Chronique

Rudi Mahall & Ouát

The Straight Horn of Rudi Mahall

Rudi Mahall (cl, bcl), Simon Sieger (tb, p), Joël Grip (b), Michael Griener (dm)

Label / Distribution : Two Nineteen Records

Compagnon de longue date d’Aki Takase et Alexander von Schlippenbach, le clarinettiste allemand Rudi Mahall est un dynamiteur bien connu du jazz le plus libre qui aime à regarder les racines de la tradition, fussent-elles celles de Dolphy ou de Monk. Depuis son expérience avec Uwe Oberg et Michael Griener dans l’orchestre Lacy Pool, on sait aussi Mahall très influencé par Steve Lacy, une piste que l’on pouvait suivre également dans son très bel échange avec le hongrois István Grencsó. Ici dans ce nouvel album en compagnie de son vieil ami Michael Griener, The Straight Horn of Rudi Mahall, il poursuit cette allégeance à une tradition vue comme un matériel à transcender autant qu’à honorer, comme on le ressent avec « 17 West » de Dolphy, presque une évidence dans cette lecture où le piano de Simon Sieger construit une ligne rythmique puissante et versatile. À ses côtés, le contrebassiste Joël Grip, habitué à ce travail avec Badaroux ou Die Hochstapler, magnifie ce chemin tortueux par un jeu puissant et nerveux. Le trio qui accompagne Mahall est un orchestre déjà constitué, Ouàt, qui se met à sa totale disposition.

Comment ne pas penser à Lacy ? Évidemment le titre de l’album y fait directement référence, jusqu’au graphisme de la pochette ; cela ressemble à une pochade, mais rien n’est plus sérieux, et l’esprit de Lacy gagne certaines relectures, à l’exemple de « Be Bop » de Gillespie, jouée avec cette légèreté peu commune, et où Sieger rejoint Mahall au trombone pendant que Griener fait des miracles. Certes, le bois droit de Mahall est une clarinette et pas un sax soprano, mais il y a cette même souplesse et cette même élégance dans l’approche des standards. À peine quelques adaptations de répertoire, en témoigne cette version pugnace de « Petite Fleur » qui fait la part belle au jeu d’archet de Grip ; c’est avec beaucoup de grâce que Mahall s’envole par grand vent.

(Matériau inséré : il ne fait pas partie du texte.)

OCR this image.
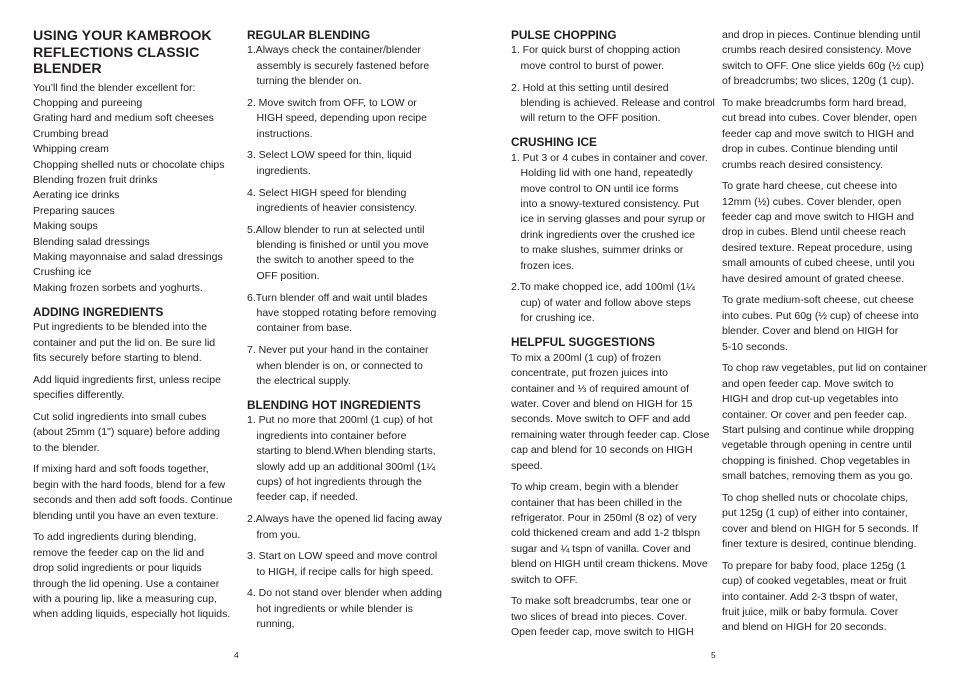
USING YOUR KAMBROOK
REFLECTIONS CLASSIC
BLENDER

You’ll find the blender excellent for:

Chopping and pureeing
Grating hard and medium soft cheeses
Crumbing bread
Whipping cream
Chopping shelled nuts or chocolate chips
Blending frozen fruit drinks
Aerating ice drinks
Preparing sauces
Making soups
Blending salad dressings
Making mayonnaise and salad dressings
Crushing ice
Making frozen sorbets and yoghurts.
ADDING INGREDIENTS

Put ingredients to be blended into the
container and put the lid on. Be sure lid
fits securely before starting to blend.

Add liquid ingredients first, unless recipe
specifies differently.

Cut solid ingredients into small cubes
(about 25mm (1") square) before adding
to the blender.

If mixing hard and soft foods together,
begin with the hard foods, blend for a few
seconds and then add soft foods. Continue
blending until you have an even texture.

To add ingredients during blending,
remove the feeder cap on the lid and
drop solid ingredients or pour liquids
through the lid opening. Use a container
with a pouring lip, like a measuring cup,
when adding liquids, especially hot liquids.

REGULAR BLENDING

1.Always check the container/blender
assembly is securely fastened before
turning the blender on.

2. Move switch from OFF, to LOW or
HIGH speed, depending upon recipe
instructions.

3. Select LOW speed for thin, liquid
ingredients.

4. Select HIGH speed for blending
ingredients of heavier consistency.

5.Allow blender to run at selected until
blending is finished or until you move
the switch to another speed to the
OFF position.

6.Turn blender off and wait until blades
have stopped rotating before removing
container from base.

7. Never put your hand in the container
when blender is on, or connected to
the electrical supply.

BLENDING HOT INGREDIENTS

1. Put no more that 200ml (1 cup) of hot
ingredients into container before
starting to blend.When blending starts,
slowly add up an additional 300ml (1¼
cups) of hot ingredients through the
feeder cap, if needed.

2.Always have the opened lid facing away
from you.

3. Start on LOW speed and move control
to HIGH, if recipe calls for high speed.

4. Do not stand over blender when adding
hot ingredients or while blender is
running,

4
PULSE CHOPPING

1. For quick burst of chopping action
move control to burst of power.

2. Hold at this setting until desired
blending is achieved. Release and control
will return to the OFF position.

CRUSHING ICE

1. Put 3 or 4 cubes in container and cover.
Holding lid with one hand, repeatedly
move control to ON until ice forms
into a snowy-textured consistency. Put
ice in serving glasses and pour syrup or
drink ingredients over the crushed ice
to make slushes, summer drinks or
frozen ices.

2.To make chopped ice, add 100ml (1¼
cup) of water and follow above steps
for crushing ice.

HELPFUL SUGGESTIONS

To mix a 200ml (1 cup) of frozen
concentrate, put frozen juices into
container and ⅓ of required amount of
water. Cover and blend on HIGH for 15
seconds. Move switch to OFF and add
remaining water through feeder cap. Close
cap and blend for 10 seconds on HIGH
speed.

To whip cream, begin with a blender
container that has been chilled in the
refrigerator. Pour in 250ml (8 oz) of very
cold thickened cream and add 1-2 tblspn
sugar and ¼ tspn of vanilla. Cover and
blend on HIGH until cream thickens. Move
switch to OFF.

To make soft breadcrumbs, tear one or
two slices of bread into pieces. Cover.
Open feeder cap, move switch to HIGH

and drop in pieces. Continue blending until
crumbs reach desired consistency. Move
switch to OFF. One slice yields 60g (½ cup)
of breadcrumbs; two slices, 120g (1 cup).

To make breadcrumbs form hard bread,
cut bread into cubes. Cover blender, open
feeder cap and move switch to HIGH and
drop in cubes. Continue blending until
crumbs reach desired consistency.

To grate hard cheese, cut cheese into
12mm (½) cubes. Cover blender, open
feeder cap and move switch to HIGH and
drop in cubes. Blend until cheese reach
desired texture. Repeat procedure, using
small amounts of cubed cheese, until you
have desired amount of grated cheese.

To grate medium-soft cheese, cut cheese
into cubes. Put 60g (½ cup) of cheese into
blender. Cover and blend on HIGH for
5-10 seconds.

To chop raw vegetables, put lid on container
and open feeder cap. Move switch to
HIGH and drop cut-up vegetables into
container. Or cover and pen feeder cap.
Start pulsing and continue while dropping
vegetable through opening in centre until
chopping is finished. Chop vegetables in
small batches, removing them as you go.

To chop shelled nuts or chocolate chips,
put 125g (1 cup) of either into container,
cover and blend on HIGH for 5 seconds. If
finer texture is desired, continue blending.

To prepare for baby food, place 125g (1
cup) of cooked vegetables, meat or fruit
into container. Add 2-3 tbspn of water,
fruit juice, milk or baby formula. Cover
and blend on HIGH for 20 seconds.

5
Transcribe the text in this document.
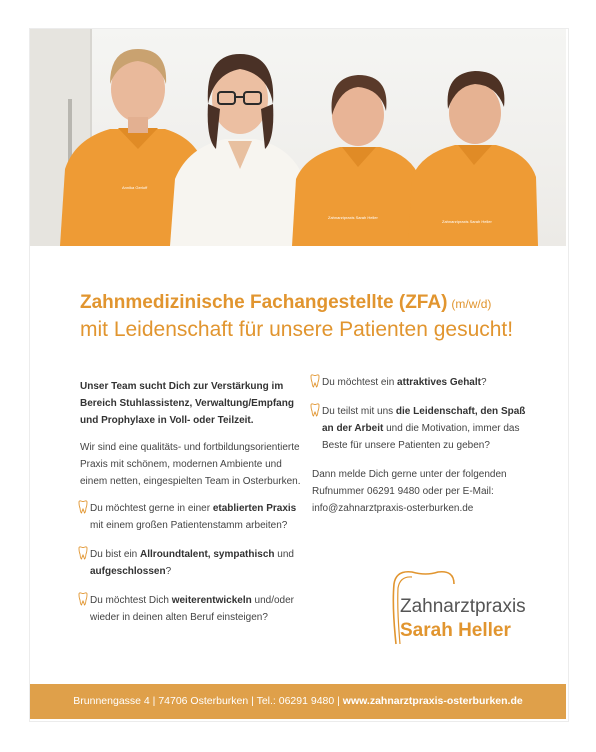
Annika Gerloff
Zahnarztpraxis Sarah Heller
Zahnarztpraxis Sarah Heller
Zahnmedizinische Fachangestellte (ZFA) (m/w/d)
mit Leidenschaft für unsere Patienten gesucht!

Unser Team sucht Dich zur Verstärkung im Bereich Stuhlassistenz, Verwaltung/Empfang und Prophylaxe in Voll- oder Teilzeit.

Wir sind eine qualitäts- und fortbildungsorientierte Praxis mit schönem, modernen Ambiente und einem netten, eingespielten Team in Osterburken.

Du möchtest gerne in einer etablierten Praxis mit einem großen Patientenstamm arbeiten?
Du bist ein Allroundtalent, sympathisch und aufgeschlossen?
Du möchtest Dich weiterentwickeln und/oder wieder in deinen alten Beruf einsteigen?
Du möchtest ein attraktives Gehalt?
Du teilst mit uns die Leidenschaft, den Spaß an der Arbeit und die Motivation, immer das Beste für unsere Patienten zu geben?

Dann melde Dich gerne unter der folgenden Rufnummer 06291 9480 oder per E-Mail: info@zahnarztpraxis-osterburken.de

Zahnarztpraxis
Sarah Heller
Brunnengasse 4 | 74706 Osterburken | Tel.: 06291 9480 | www.zahnarztpraxis-osterburken.de
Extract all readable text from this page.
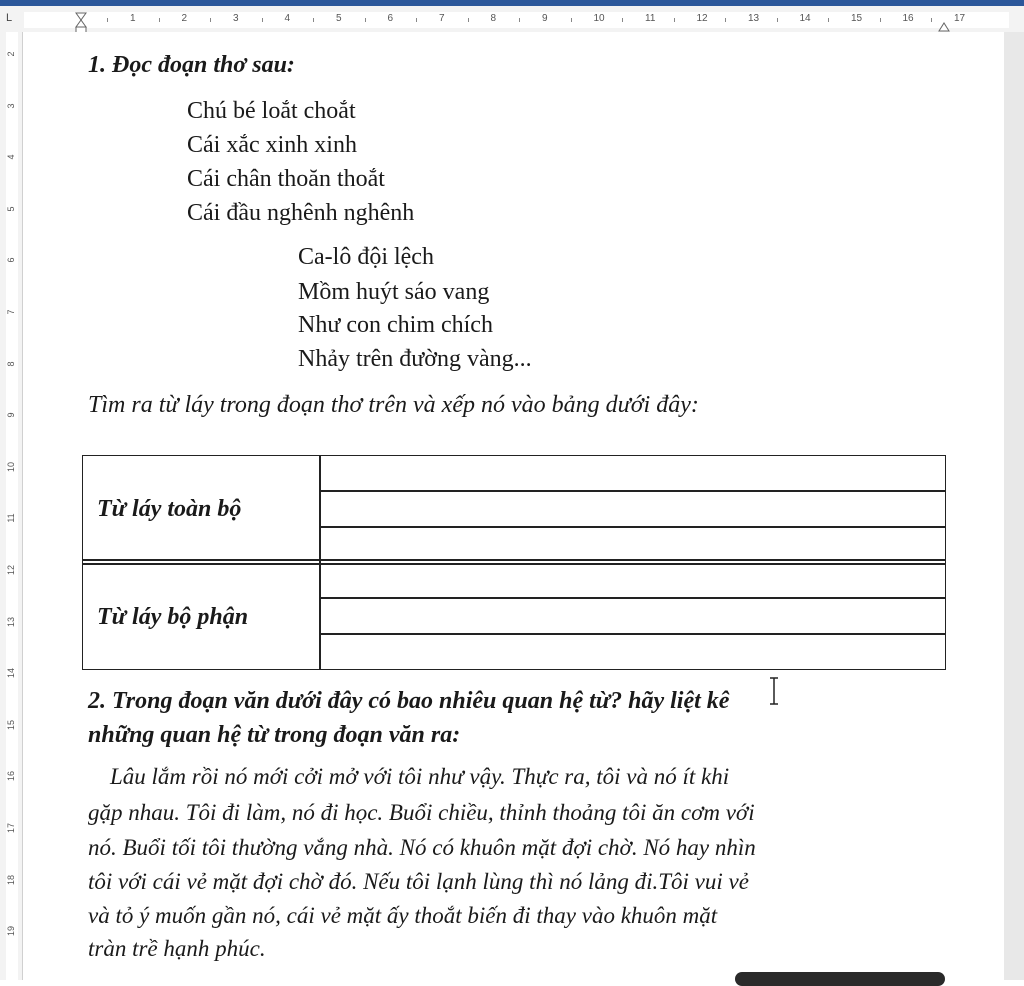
L	1	2	3	4	5	6	7	8	9	10	11	12	13	14	15	16	17
2
3
4
5
6
7
8
9
10
11
12
13
14
15
16
17
18
19
1. Đọc đoạn thơ sau:
Chú bé loắt choắt
Cái xắc xinh xinh
Cái chân thoăn thoắt
Cái đầu nghênh nghênh
Ca-lô đội lệch
Mồm huýt sáo vang
Như con chim chích
Nhảy trên đường vàng...
Tìm ra từ láy trong đoạn thơ trên và xếp nó vào bảng dưới đây:
Từ láy toàn bộ
Từ láy bộ phận
2. Trong đoạn văn dưới đây có bao nhiêu quan hệ từ? hãy liệt kê
những quan hệ từ trong đoạn văn ra:
Lâu lắm rồi nó mới cởi mở với tôi như vậy. Thực ra, tôi và nó ít khi
gặp nhau. Tôi đi làm, nó đi học. Buổi chiều, thỉnh thoảng tôi ăn cơm với
nó. Buổi tối tôi thường vắng nhà. Nó có khuôn mặt đợi chờ. Nó hay nhìn
tôi với cái vẻ mặt đợi chờ đó. Nếu tôi lạnh lùng thì nó lảng đi.Tôi vui vẻ
và tỏ ý muốn gần nó, cái vẻ mặt ấy thoắt biến đi thay vào khuôn mặt
tràn trề hạnh phúc.
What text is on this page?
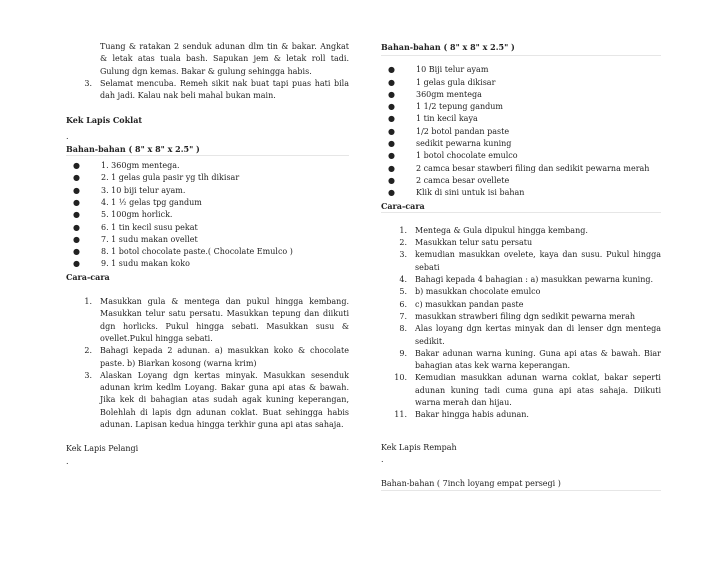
Tuang & ratakan 2 senduk adunan dlm tin & bakar. Angkat & letak atas tuala bash. Sapukan jem & letak roll tadi. Gulung dgn kemas. Bakar & gulung sehingga habis.
3. Selamat mencuba. Remeh sikit nak buat tapi puas hati bila dah jadi. Kalau nak beli mahal bukan main.
Kek Lapis Coklat
.
Bahan-bahan ( 8" x 8" x 2.5" )
●	1. 360gm mentega.
●	2. 1 gelas gula pasir yg tlh dikisar
●	3. 10 biji telur ayam.
●	4. 1 ½ gelas tpg gandum
●	5. 100gm horlick.
●	6. 1 tin kecil susu pekat
●	7. 1 sudu makan ovellet
●	8. 1 botol chocolate paste.( Chocolate Emulco )
●	9. 1 sudu makan koko
Cara-cara
1. Masukkan gula & mentega dan pukul hingga kembang. Masukkan telur satu persatu. Masukkan tepung dan diikuti dgn horlicks. Pukul hingga sebati. Masukkan susu & ovellet.Pukul hingga sebati.
2. Bahagi kepada 2 adunan. a) masukkan koko & chocolate paste. b) Biarkan kosong (warna krim)
3. Alaskan Loyang dgn kertas minyak. Masukkan sesenduk adunan krim kedlm Loyang. Bakar guna api atas & bawah. Jika kek di bahagian atas sudah agak kuning keperangan, Bolehlah di lapis dgn adunan coklat. Buat sehingga habis adunan. Lapisan kedua hingga terkhir guna api atas sahaja.
Kek Lapis Pelangi
.
Bahan-bahan ( 8" x 8" x 2.5" )
●	10 Biji telur ayam
●	1 gelas gula dikisar
●	360gm mentega
●	1 1/2 tepung gandum
●	1 tin kecil kaya
●	1/2 botol pandan paste
●	sedikit pewarna kuning
●	1 botol chocolate emulco
●	2 camca besar stawberi filing dan sedikit pewarna merah
●	2 camca besar ovellete
●	Klik di sini untuk isi bahan
Cara-cara
1. Mentega & Gula dipukul hingga kembang.
2. Masukkan telur satu persatu
3. kemudian masukkan ovelete, kaya dan susu. Pukul hingga sebati
4. Bahagi kepada 4 bahagian : a) masukkan pewarna kuning.
5. b) masukkan chocolate emulco
6. c) masukkan pandan paste
7. masukkan strawberi filing dgn sedikit pewarna merah
8. Alas loyang dgn kertas minyak dan di lenser dgn mentega sedikit.
9. Bakar adunan warna kuning. Guna api atas & bawah. Biar bahagian atas kek warna keperangan.
10. Kemudian masukkan adunan warna coklat, bakar seperti adunan kuning tadi cuma guna api atas sahaja. Diikuti warna merah dan hijau.
11. Bakar hingga habis adunan.
Kek Lapis Rempah
.
Bahan-bahan ( 7inch loyang empat persegi )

C’est un disque très important auquel nous convie Ouàt sur le label Two Nineteen Records, en vinyle ou en téléchargement sur BandCamp. D’abord parce qu’il témoigne du talent joyeux de son invité d’honneur, mais aussi parce qu’il illustre à merveille un courant du jazz européen qui excelle dans bien des entreprises. C’est ce qui ressortait déjà de Die Enttaüschung, avec une bande très proche, et c’est ce qui s’affirme ici ; une sorte de suite de ce qui von Schlippenbach entreprend avec sa compagne depuis des décennies et qui apparaît ici avec des habits neufs. Mais toujours aussi classieux.